Die Geschichte der LINKEN, die ihrer Streitigkeiten und ihrer Krise, muss in der Tat materialistisch analysiert werden: Im Zusammenhang der Dreifachkrise des Gegenwartskapitalismus, der in ihm entstehenden Polarisierungen und Kämpfe. Sozialistische Strategie- und Programmbildung muss hier ansetzen. Dazu gehört ein Verständnis der schleichenden sozialen Krise in Deutschland, der Oligarchisierung der Politik, aber eben auch der migrantischen Neuzusammensetzung der Arbeiter:innenklasse, der rassistischen Gegenbewegungen in den Volksklassen, und der vielschichtigen Klimabewegung. Wer über die Krise der LINKEN und ihre mögliche Zukunft sprechen will, muss die unterschiedlichen Strategievorschläge analysieren und bewerten, die aufeinanderprallten. Wer sie verschweigt, trägt nicht zur notwendigen Klärung und Neuformierung der LINKEN bei.

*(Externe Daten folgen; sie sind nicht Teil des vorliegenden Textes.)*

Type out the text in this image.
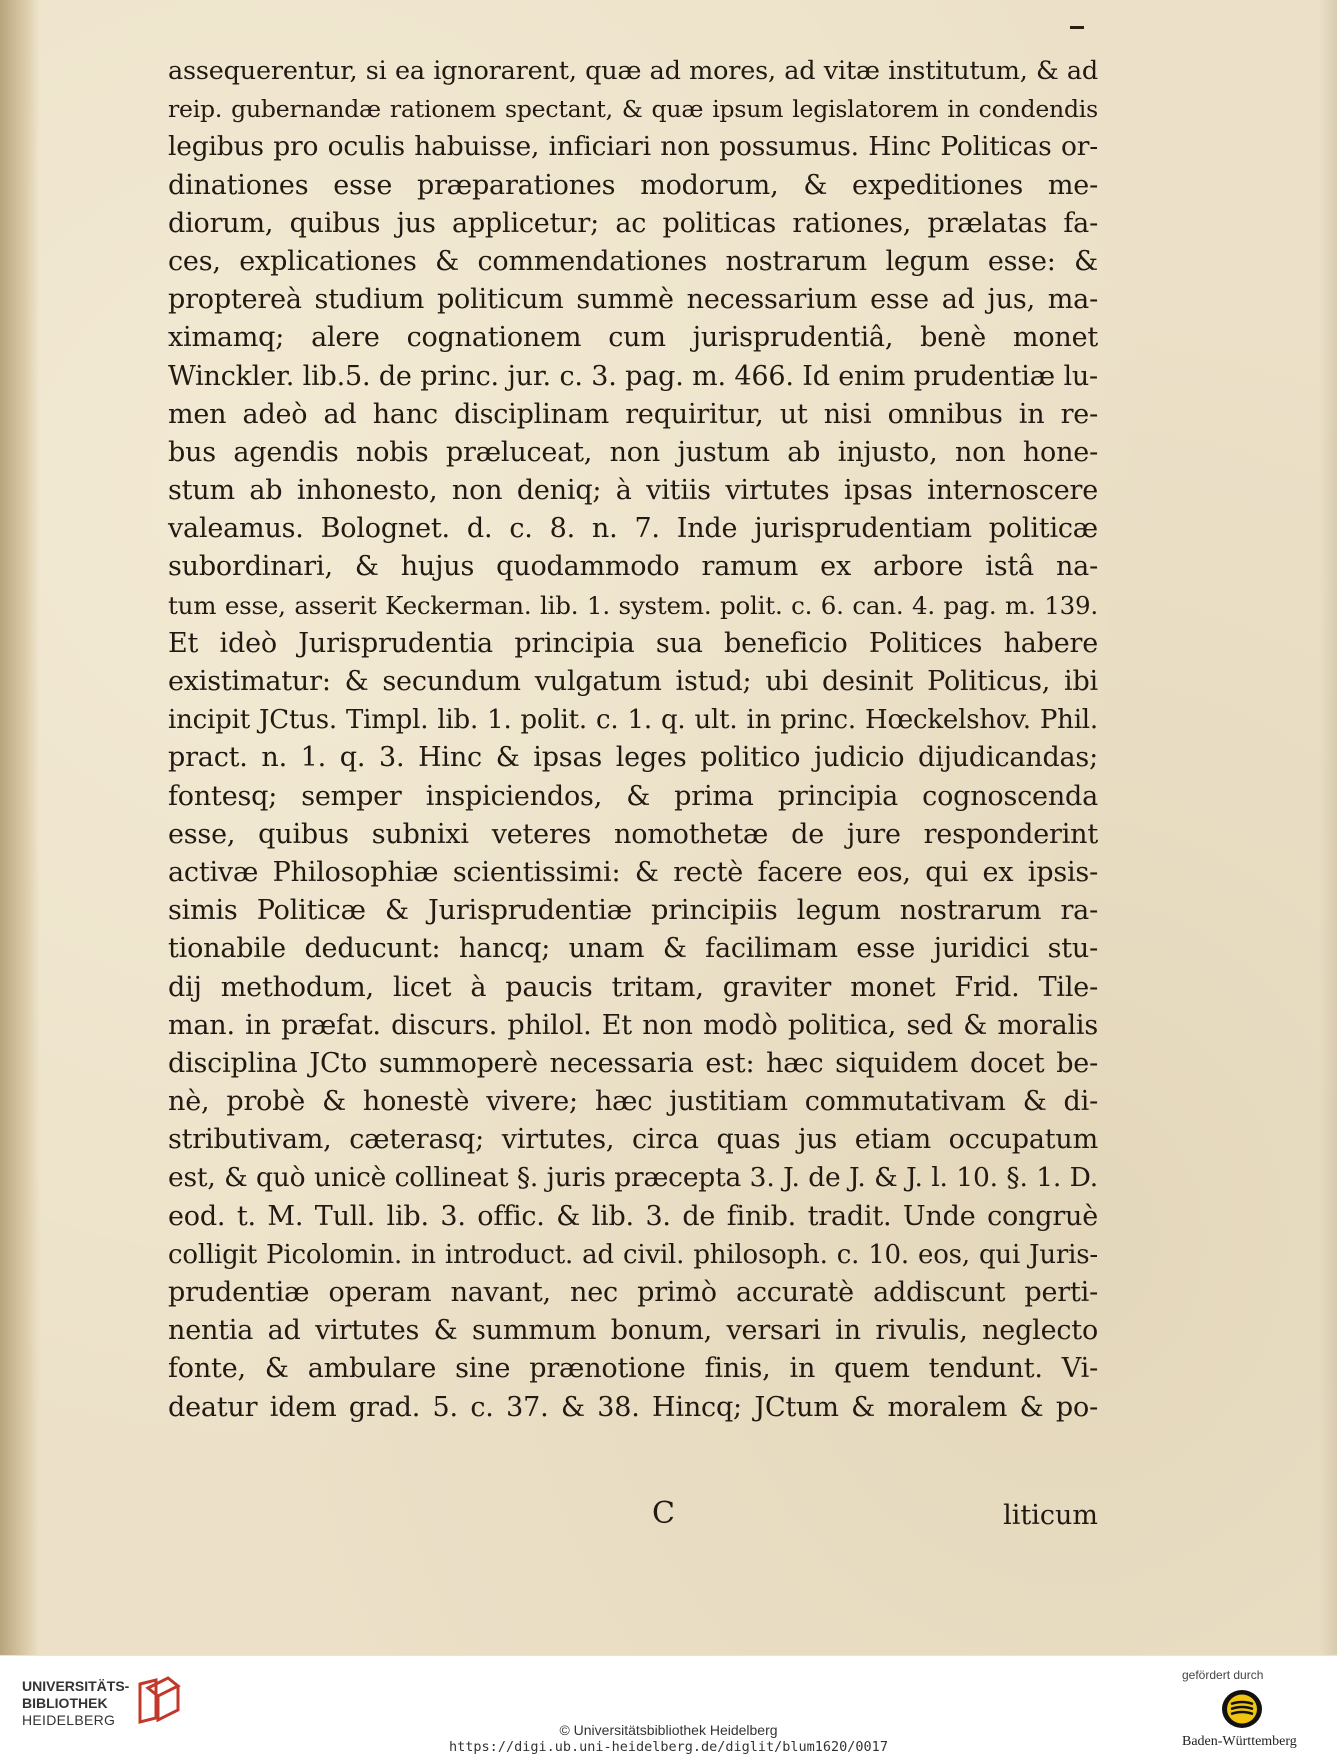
assequerentur, si ea ignorarent, quæ ad mores, ad vitæ institutum, & ad
reip. gubernandæ rationem spectant, & quæ ipsum legislatorem in condendis
legibus pro oculis habuisse, inficiari non possumus. Hinc Politicas or-
dinationes esse præparationes modorum, & expeditiones me-
diorum, quibus jus applicetur; ac politicas rationes, prælatas fa-
ces, explicationes & commendationes nostrarum legum esse: &
proptereà studium politicum summè necessarium esse ad jus, ma-
ximamq; alere cognationem cum jurisprudentiâ, benè monet
Winckler. lib.5. de princ. jur. c. 3. pag. m. 466. Id enim prudentiæ lu-
men adeò ad hanc disciplinam requiritur, ut nisi omnibus in re-
bus agendis nobis præluceat, non justum ab injusto, non hone-
stum ab inhonesto, non deniq; à vitiis virtutes ipsas internoscere
valeamus. Bolognet. d. c. 8. n. 7. Inde jurisprudentiam politicæ
subordinari, & hujus quodammodo ramum ex arbore istâ na-
tum esse, asserit Keckerman. lib. 1. system. polit. c. 6. can. 4. pag. m. 139.
Et ideò Jurisprudentia principia sua beneficio Politices habere
existimatur: & secundum vulgatum istud; ubi desinit Politicus, ibi
incipit JCtus. Timpl. lib. 1. polit. c. 1. q. ult. in princ. Hœckelshov. Phil.
pract. n. 1. q. 3. Hinc & ipsas leges politico judicio dijudicandas;
fontesq; semper inspiciendos, & prima principia cognoscenda
esse, quibus subnixi veteres nomothetæ de jure responderint
activæ Philosophiæ scientissimi: & rectè facere eos, qui ex ipsis-
simis Politicæ & Jurisprudentiæ principiis legum nostrarum ra-
tionabile deducunt: hancq; unam & facilimam esse juridici stu-
dij methodum, licet à paucis tritam, graviter monet Frid. Tile-
man. in præfat. discurs. philol. Et non modò politica, sed & moralis
disciplina JCto summoperè necessaria est: hæc siquidem docet be-
nè, probè & honestè vivere; hæc justitiam commutativam & di-
stributivam, cæterasq; virtutes, circa quas jus etiam occupatum
est, & quò unicè collineat §. juris præcepta 3. J. de J. & J. l. 10. §. 1. D.
eod. t. M. Tull. lib. 3. offic. & lib. 3. de finib. tradit. Unde congruè
colligit Picolomin. in introduct. ad civil. philosoph. c. 10. eos, qui Juris-
prudentiæ operam navant, nec primò accuratè addiscunt perti-
nentia ad virtutes & summum bonum, versari in rivulis, neglecto
fonte, & ambulare sine prænotione finis, in quem tendunt. Vi-
deatur idem grad. 5. c. 37. & 38. Hincq; JCtum & moralem & po-
C	liticum
UNIVERSITÄTS-
BIBLIOTHEK
HEIDELBERG
© Universitätsbibliothek Heidelberg
https://digi.ub.uni-heidelberg.de/diglit/blum1620/0017
gefördert durch
Baden-Württemberg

Linkskonservativismus ohne Klassenperspektive
Da helfen auch keine Kunstgriffe, wie etwa, dass Michael Brie und Heinz Bierbaum augenzwinkernd erklären, die Klassenfrage sei etwas Konservatives – ein kleiner Brückenbau zu Wagenknechts Linkskonservativismus. Was genau aber soll am Klassenkampf nun konservativ sein? Damit wären wir beim Elefanten im Raum: Es hätte dem Beitrag von Bierbaum und Brie (die in der jüngeren Vergangenheit ihre Sympathien für Wagenknecht deutlich gemacht haben) gutgetan, hätten sie zumindest im Ansatz den wagenknechtschen Politikvorschlag kritisch beleuchtet. Man soll die Menschen ernst nehmen, insbesondere dann, wenn sie auf mehreren hundert Seiten ihre Vorschläge ausbreiten. In „Die Selbstgerechten“ fehlt jede Spur sozialistischer Klassenpolitik, es sei denn, man verwechselt sie mit Sozialpolitik. Jede sozialistische Politik muss den Um- und Ausbau des Sozialstaats verfolgen, aber nicht jede Sozialpolitik ist sozialistisch. Sozialistische Klassenpolitik stellt den Widerspruch zwischen den Klassen in den Mittelpunkt, sie baut auf die Triebkräfte des Kapitalismus, greift fortschrittliche Entwicklungen auf und treibt sie weiter (die Fugen des Kommunismus in der heutigen Gesellschaft, wie Louis Althusser das nannte), rechnet mit ihren Krisen und Verwerfungen der bürgerlichen Gesellschaft und arbeitet an einem gesellschaftlichen Bündnis, das die kapitalistische Ausbeutungsordnung überwinden will und kann: An Klassenmacht von unten. In der Strategie von Sahra Wagenknecht gibt es keine derartige Klassenperspektive mehr, sie kommt ganz ohne Klassenkämpfe aus, setzt auf Gemeinschaftsdenken. Ein Beispiel aus ihrem Buch: Den Sozialstaat sieht sie nicht als ein Ergebnis von Klassenauseinandersetzungen, die die nationale Gemeinschaft nun mal immer zerreißen, sondern als Folge nationaler Solidarität, nämlich Gegenseitigkeits- und Gemeinschaftssinns, der durch Zugehörigkeit genährt wird. Logischerweise stört da Neues und Fremdes.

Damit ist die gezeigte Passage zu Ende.